L’album est une collection de chansons aux inspirations et aux styles variés, mais calmes. Peu de titres sont plus rythmés. Ce choix dans la sérénité musicale permet à Loreena Mc Kennitt de nous faire pleinement profiter de sa voix claire et puissante. Pourtant le fait même que les chansons soient calmes évite que sa voix devienne perçante comme c’est le cas dans certains de ses précédents disques. La harpe et le piano, ses instruments de prédilection soutiennent les mélodies envolées que sa voix incomparable met en valeur. Les parties plus orientales sont ponctuelles et s’invitent avec une pointe de flamenco permettant de voyager par-delà les cultures. Les seuls morceaux plus vifs sont instrumentaux. Si le premier est résolument celte, le second est l’image même du style celto-arabe qui est devenu l’univers musical de la chanteuse canadienne. Avec « Lost Souls » Loreena McKennitt semble s’assagir tout en continuant son exploration de la musique du monde qu’elle marie avec brio avec la musique celte. Avec le renouveau du vinyle, les derniers disques des musiciens ne sortent plus seulement en CD et sur les plateformes légales de téléchargements. Maintenant le vinyle redevient une sorte de standard et « Lost Souls » bénéficie lui aussi de ce format analogique qui permet de profiter pleinement du son clair et chaud de certains instruments acoustiques qui sont mis en valeur dans les morceaux de Loreena McKennitt. C’est également un box collector qui voit le jour avec le CD, le double vinyle ainsi que le print signé du visuel de l’album.
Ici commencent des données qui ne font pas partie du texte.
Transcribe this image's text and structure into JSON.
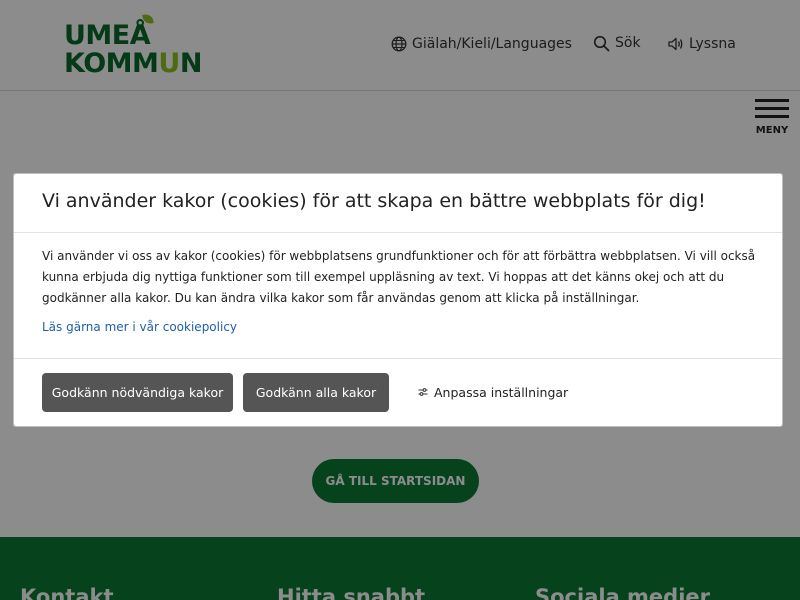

Loreena Mc Kennitt est devenue en très peu de temps l’une des Celtic Ladies les plus reconnues dans l’univers de la musique du monde et surtout Celte aux côtés de Moya Brennan, chanteuse de Clannad et de bien d’autres encore. Son statut de star internationale est mérité, mais il est surtout dû à une chanson « Bonnie Portmore ». Ce titre est dans les mémoires de beaucoup de monde. Quand on en fait écouter les premières mesures, on ne peut s’empêcher de se dire que l’on a déjà entendu ces complaintes musicales avec cette voix d’une contrée lointaine. C’est cette chanson qui fera de Loreena McKennit une star mondiale, car elle a été utilisée dans le film « Highlander III ». Elle a tellement marqué le public qui a vu ce film qu’elle sera réutilisée dans le quatrième volet de la saga « Highlander ».
Comme quoi, le monde a beau être vaste, l’univers a beau être immense, tout se recoupe.